Richa got these “Brunel” frames for 25 pounds through Specsavers in the UK. They reminded him of a pair of glasses his friend used to own – notable because Richa always remembered his friend by his glasses, and because he was able to get the same look but at an affordable price.
This pair of two-tone frames feature a brown and honey combo that is mirrored at the temples: the temple tips end in the same honey colour as the front of the frames. The oval-shape of these glasses is ideal for narrower faces, and adds visual interest without being overwhelming. The plastic frames are finished off with Pentax lenses.
Zeke Goodwin is a trained chef who just made the move to Toronto to work in TV. What better way to mark the occasion than with a new pair of frames? These Japanese-inspired glasses are from popular discount retailer Optical Thirty 8. Made from wood and acetate, the frames are a slightly larger take on the classic square-shape, and fit perfectly on Zeke’s face. We love the contrast between the brown and black, and between the grain of the wood with the smooth finish of the acetate.
Zeke thought the wood felt “very Toronto” and would help give him a new, hip look in the city. We think he’ll fit in just fine!
Ryan Guldemond is the lead singer and guitarist of Canadian indie rockers Mother Mother, and we spotted him in Toronto in these rock-and-roll worthy shades. Ryan picked up these aviator sunglasses at a London Drugs store, after leaving his usual pair of Maui Jim’s behind at the studio. Though he calls these his “no name glasses,” we’re digging the classic look of the metallic frame, while the double bridge and tortoiseshell tips add a little bit of edge. Paired with a leather bomber, it’s a cool and confident look whether you’re on – or off stage.

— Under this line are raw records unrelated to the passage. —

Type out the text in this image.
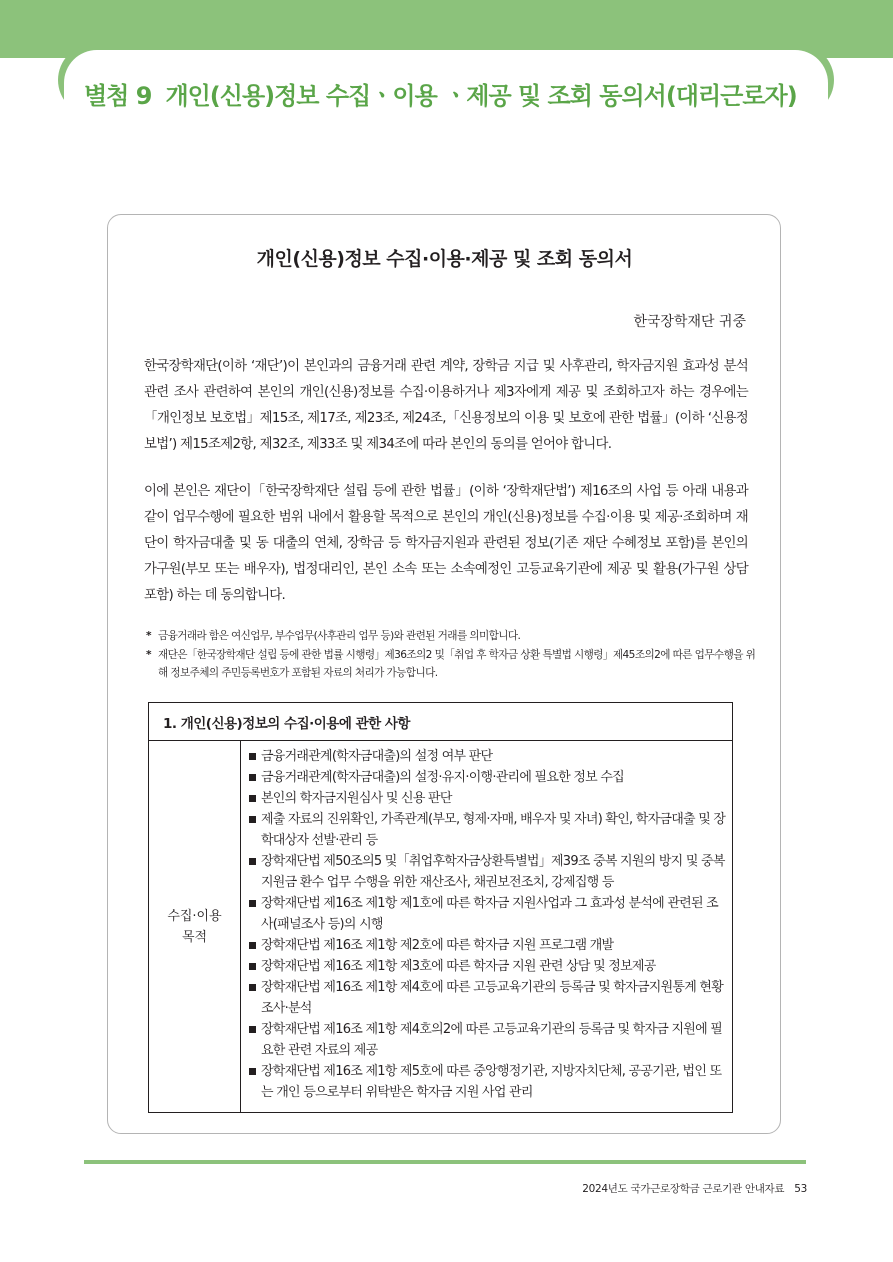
별첨 9 개인(신용)정보 수집ㆍ이용 ㆍ제공 및 조회 동의서(대리근로자)
개인(신용)정보 수집·이용·제공 및 조회 동의서
한국장학재단 귀중

한국장학재단(이하 ‘재단’)이 본인과의 금융거래 관련 계약, 장학금 지급 및 사후관리, 학자금지원 효과성 분석 관련 조사 관련하여 본인의 개인(신용)정보를 수집·이용하거나 제3자에게 제공 및 조회하고자 하는 경우에는「개인정보 보호법」제15조, 제17조, 제23조, 제24조,「신용정보의 이용 및 보호에 관한 법률」(이하 ‘신용정보법’) 제15조제2항, 제32조, 제33조 및 제34조에 따라 본인의 동의를 얻어야 합니다.

이에 본인은 재단이「한국장학재단 설립 등에 관한 법률」(이하 ‘장학재단법’) 제16조의 사업 등 아래 내용과 같이 업무수행에 필요한 범위 내에서 활용할 목적으로 본인의 개인(신용)정보를 수집·이용 및 제공·조회하며 재단이 학자금대출 및 동 대출의 연체, 장학금 등 학자금지원과 관련된 정보(기존 재단 수혜정보 포함)를 본인의 가구원(부모 또는 배우자), 법정대리인, 본인 소속 또는 소속예정인 고등교육기관에 제공 및 활용(가구원 상담 포함) 하는 데 동의합니다.

* 금융거래라 함은 여신업무, 부수업무(사후관리 업무 등)와 관련된 거래를 의미합니다.
* 재단은「한국장학재단 설립 등에 관한 법률 시행령」제36조의2 및「취업 후 학자금 상환 특별법 시행령」제45조의2에 따른 업무수행을 위해 정보주체의 주민등록번호가 포함된 자료의 처리가 가능합니다.
1. 개인(신용)정보의 수집·이용에 관한 사항

수집·이용
목적

금융거래관계(학자금대출)의 설정 여부 판단
금융거래관계(학자금대출)의 설정·유지·이행·관리에 필요한 정보 수집
본인의 학자금지원심사 및 신용 판단
제출 자료의 진위확인, 가족관계(부모, 형제·자매, 배우자 및 자녀) 확인, 학자금대출 및 장학대상자 선발·관리 등
장학재단법 제50조의5 및「취업후학자금상환특별법」제39조 중복 지원의 방지 및 중복지원금 환수 업무 수행을 위한 재산조사, 채권보전조치, 강제집행 등
장학재단법 제16조 제1항 제1호에 따른 학자금 지원사업과 그 효과성 분석에 관련된 조사(패널조사 등)의 시행
장학재단법 제16조 제1항 제2호에 따른 학자금 지원 프로그램 개발
장학재단법 제16조 제1항 제3호에 따른 학자금 지원 관련 상담 및 정보제공
장학재단법 제16조 제1항 제4호에 따른 고등교육기관의 등록금 및 학자금지원통계 현황 조사·분석
장학재단법 제16조 제1항 제4호의2에 따른 고등교육기관의 등록금 및 학자금 지원에 필요한 관련 자료의 제공
장학재단법 제16조 제1항 제5호에 따른 중앙행정기관, 지방자치단체, 공공기관, 법인 또는 개인 등으로부터 위탁받은 학자금 지원 사업 관리
2024년도 국가근로장학금 근로기관 안내자료 53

Kellee knows that sometimes, a simple design can go a long way. Take her glasses for example, which she bought during a trip to China (with lenses later filled in Turkey). Kellee gravitated toward the sleek black frames, classic shape, and the wood detail on the sides. Larger rectangular frames can run the risk of looking awkward or costume-y, but these ones flatter Kellee’s face shape well. The glasses project confidence and style, without going over the top.
Rod Andrade is a local artist from Toronto, and we snapped him while he was selling some of his silk-screened wood pieces at the Queen West Art Crawl in Trinity Bellwoods Park. It’s clear that an artist needs an equally artistic pair of glasses, and these frames fit the bill. We love the bright red and orange tones, reminiscent of a lava lamp or abstract painting. The rectangular shape is a classic silhouette, but the metal accents on the temples add a modern, industrial twist. Between the bold colors and details, this is not an easy pair of glasses to pull off, but Rod does it effortlessly. Oh and that handkerchief scarf and the blue sneakers: a fashionable – and yes, artistic – touch.

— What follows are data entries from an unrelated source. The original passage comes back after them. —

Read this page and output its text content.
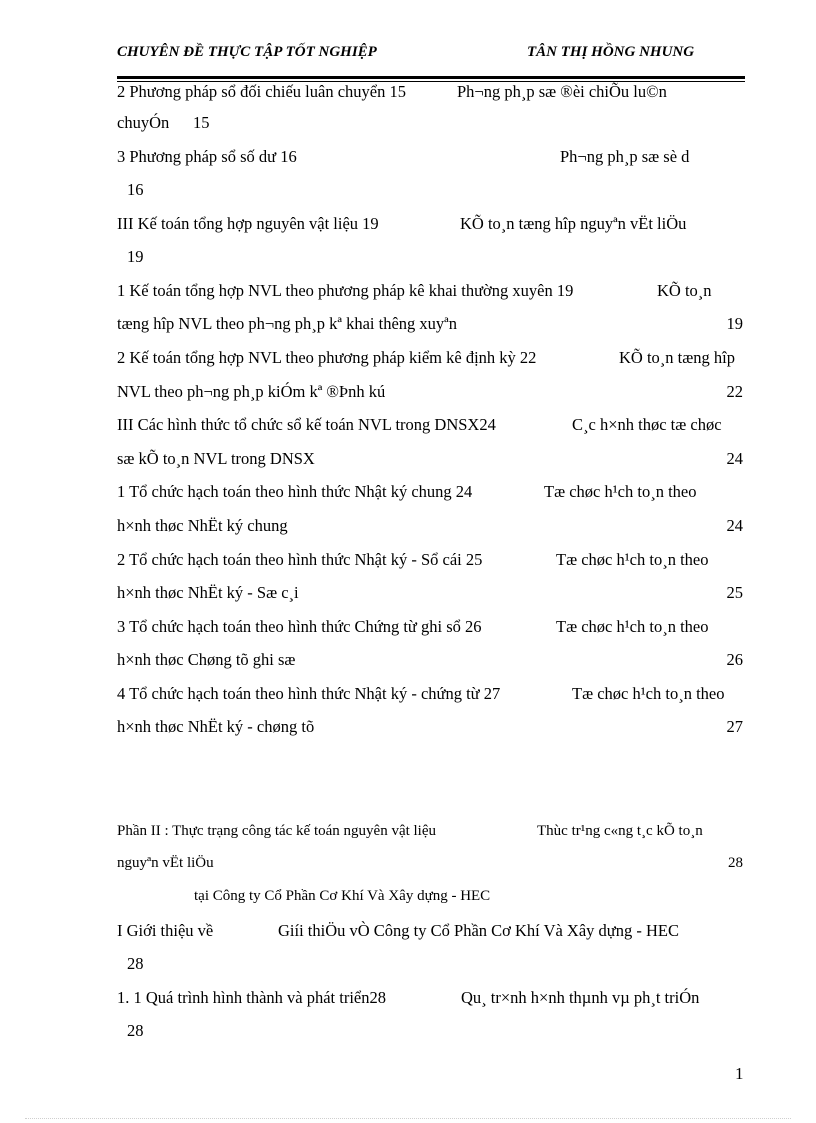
CHUYÊN ĐỀ THỰC TẬP TỐT NGHIỆP	TÂN THỊ HỒNG NHUNG
2 Phương pháp sổ đối chiếu luân chuyển 15	Ph¬ng ph¸p sæ ®èi chiÕu lu©n
chuyÓn 15
3 Phương pháp sổ số dư 16	Ph¬ng ph¸p sæ sè d
16
III Kế toán tổng hợp nguyên vật liệu 19	KÕ to¸n tæng hîp nguyªn vËt liÖu
19
1 Kế toán tổng hợp NVL theo phương pháp kê khai thường xuyên 19	KÕ to¸n
tæng hîp NVL theo ph¬ng ph¸p kª khai thêng xuyªn	19
2 Kế toán tổng hợp NVL theo phương pháp kiểm kê định kỳ 22	KÕ to¸n tæng hîp
NVL theo ph¬ng ph¸p kiÓm kª ®Þnh kú	22
III Các hình thức tổ chức sổ kế toán NVL trong DNSX24	C¸c h×nh thøc tæ chøc
sæ kÕ to¸n NVL trong DNSX	24
1 Tổ chức hạch toán theo hình thức Nhật ký chung 24	Tæ chøc h¹ch to¸n theo
h×nh thøc NhËt ký chung	24
2 Tổ chức hạch toán theo hình thức Nhật ký - Sổ cái 25	Tæ chøc h¹ch to¸n theo
h×nh thøc NhËt ký - Sæ c¸i	25
3 Tổ chức hạch toán theo hình thức Chứng từ ghi sổ 26	Tæ chøc h¹ch to¸n theo
h×nh thøc Chøng tõ ghi sæ	26
4 Tổ chức hạch toán theo hình thức Nhật ký - chứng từ 27	Tæ chøc h¹ch to¸n theo
h×nh thøc NhËt ký - chøng tõ	27
Phần II : Thực trạng công tác kế toán nguyên vật liệu	Thùc tr¹ng c«ng t¸c kÕ to¸n
nguyªn vËt liÖu	28
tại Công ty Cổ Phần Cơ Khí Và Xây dựng - HEC
I Giới thiệu về	Giíi thiÖu vÒ Công ty Cổ Phần Cơ Khí Và Xây dựng - HEC
28
1. 1 Quá trình hình thành và phát triển28	Qu¸ tr×nh h×nh thµnh vµ ph¸t triÓn
28
1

The thing about glasses is they should be treated as an accessory, much like the way you switch out your watch or bracelet. Sure they’re worn for practical reasons, but that doesn’t mean that you can’t have a little bit of fun with your eyewear as well. Case in point: these oversized, square-shaped frames that Calvin found on eBay. We love the animal print design, high nose bridge and boxy shape. Calvin loved that they fit his face without overwhelming it. Either way, this is a pair of specs that can liven up any outfit, either as the starting point for a fashion-forward look, or as the perfect finishing touch!